We quickly disassembled the winch and packed it into Merle’s gear. He was first over. He just slithered over the edge head first. We watched the rope quiver as he slowly rappelled down it. After an age we saw it twitch. You had to be paying attention because the rope was now the same colour as the background rock.
Morag was next. That seemed to take longer. I had a brief thrill of terror as I watched her creep out over the precipice, but already the camouflage was obscuring her, turning her into fractal ghost movements in the violet light.
Then I went. The awful feeling of vertigo as I slipped over the edge head first, the sudden change in perspective, the shifting of the cavern floor and the sudden appearance of the cavern roof above me. I quickly suppressed the terror as I concentrated on rappelling down the rope slow enough for the reactive camouflage to work, using my legs to keep my inverted body straight. Down through the massive rigs that supported the UV strip lights. It was disconcerting because the rope seemed to disappear just below my grip and I was struggling to see my own hands. I had to rely on my sense of touch, dulled by gloves and inertial armour. The sound of my rasping breath was loud in my ears. Very quickly I was exhausted. I was so heavy and all the weight just wanted to pull me towards the distant ground.

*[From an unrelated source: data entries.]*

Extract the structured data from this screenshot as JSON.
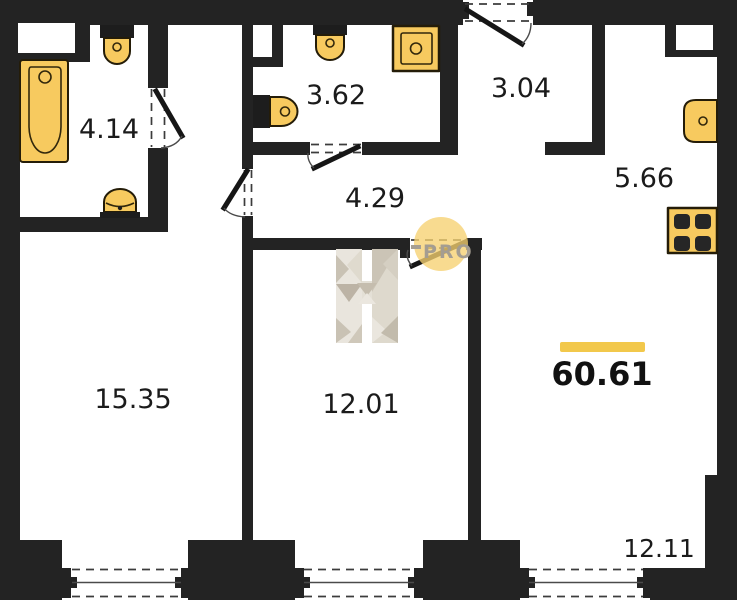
{
  "plan": {
    "title": "apartment-floor-plan",
    "rooms": [
      {
        "name": "bathroom",
        "area": "4.14"
      },
      {
        "name": "bathroom-2",
        "area": "3.62"
      },
      {
        "name": "entry-hall",
        "area": "3.04"
      },
      {
        "name": "corridor",
        "area": "4.29"
      },
      {
        "name": "kitchen",
        "area": "5.66"
      },
      {
        "name": "room-large",
        "area": "15.35"
      },
      {
        "name": "room-middle",
        "area": "12.01"
      },
      {
        "name": "living-room",
        "area": "12.11"
      }
    ],
    "total": {
      "value": "60.61"
    },
    "fixtures": [
      "bathtub",
      "sink",
      "toilet",
      "shower",
      "kitchen-sink",
      "stove"
    ]
  },
  "watermark": {
    "brand": "PRO"
  },
  "colors": {
    "wall": "#232323",
    "fixture": "#f7ca5f",
    "accent_bar": "#f2c84b",
    "watermark_circle": "#f6d171",
    "watermark_text": "#a49d91",
    "background": "#ffffff",
    "label": "#1b1b1b"
  }
}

All this rock. I wondered if Cat had gone to the Grand Canyon to remind herself of this place. Why would she want to be reminded? The mind does strange things to veterans. You don’t think you’ll miss these places but, like Mudge had pointed out, few experiences in your life ever live up to being that intense.
Looking back up I could see what looked like an enormous fan with an equally enormous filter beneath it. Around the edge of this giant piece of engineering I could see a system of catwalks with automated weapons at regular intervals. Fortified buildings hung from the cavern roof plus a landing pad that looked like it could take anything up to a transport shuttle. This was one of the atmosphere processors that helped make the air in the cavern system manageable. I didn’t want to call the air breathable. I continued pulling myself down. In terms of mega-scale engineering I guess the only things comparable were orbital stations and the Spokes. There were bigger ships, but we never saw the outside of them up close.